Multi-Language and Multi-Prover Verification with SAWScript
Presented as part of the 2015 HCSS conference.
Abstract:
SAWScript is a domain-specific language for orchestrating software analysis tasks, including formal proofs, that may involve multiple programming languages and multiple formal analysis tools, as part of the Software Analysis Workbench (SAW). SAWScript allows users to build and manipulate formal models representing the full semantics of code under analysis, from a variety of languages, including LLVM, JVM, and Cryptol. These formal models are represented within a single intermediate language, and can then be combined, transformed, and emitted to external proof tools such as SAT/SMT solvers and interactive theorem provers.
Using SAWScript allows an automated and integrated proof process, replacing what would otherwise have been a tedious and error-prone effort of manually combining results from a collection of subsidiary proof attempts. SAWScript is an integrated, interactive environment. It is not restricted to analyzing systems written in a single language, and one can compare, say C and Java implementations within the same SAWScript session. SAWScript also allows a variety of external solvers and proof tactics to be used within a single proof attempt. One could, for example, use one tool for reasoning about portions of the code involving arithmetic, and another for reasoning about bit-level semantics.

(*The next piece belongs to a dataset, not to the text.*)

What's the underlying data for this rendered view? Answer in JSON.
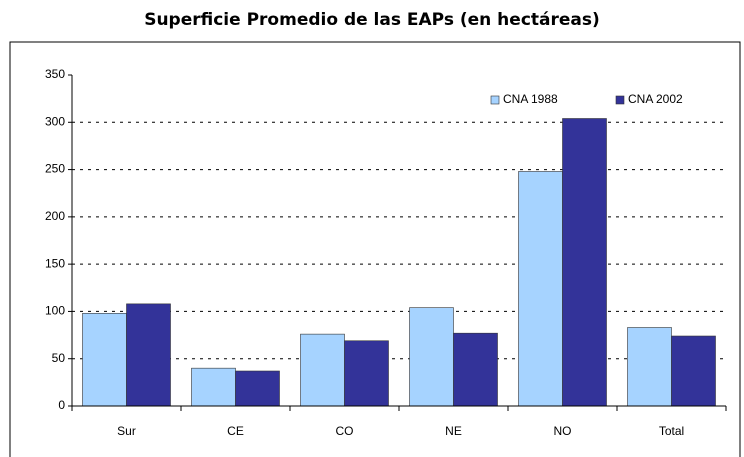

SAWScript has been used to verify equivalence of a number of production-quality algorithms, including implementations of Suite B cryptographic primitives from the OpenSSL and BouncyCastle libraries. This talk will demonstrate the use of SAWScript on a number of examples of verification and analysis.
Biography:
Dr. Aaron Tomb is an engineer and researcher at Galois, Inc., where he leads efforts in formal methods and software analysis. Dr. Tomb has a Ph.D. in Computer Science from the University of California, Santa Cruz. His research interests focus on techniques for improving the quality of software, including type systems, static analysis techniques, automated and interactive theorem provers, and the use of high-level and domain-specific programming languages. He has led a number of projects at Galois aimed at detecting software bugs or proving their absence, using techniques such as symbolic simulation, axiomatic verification, model checking, and automated code generation from verified models.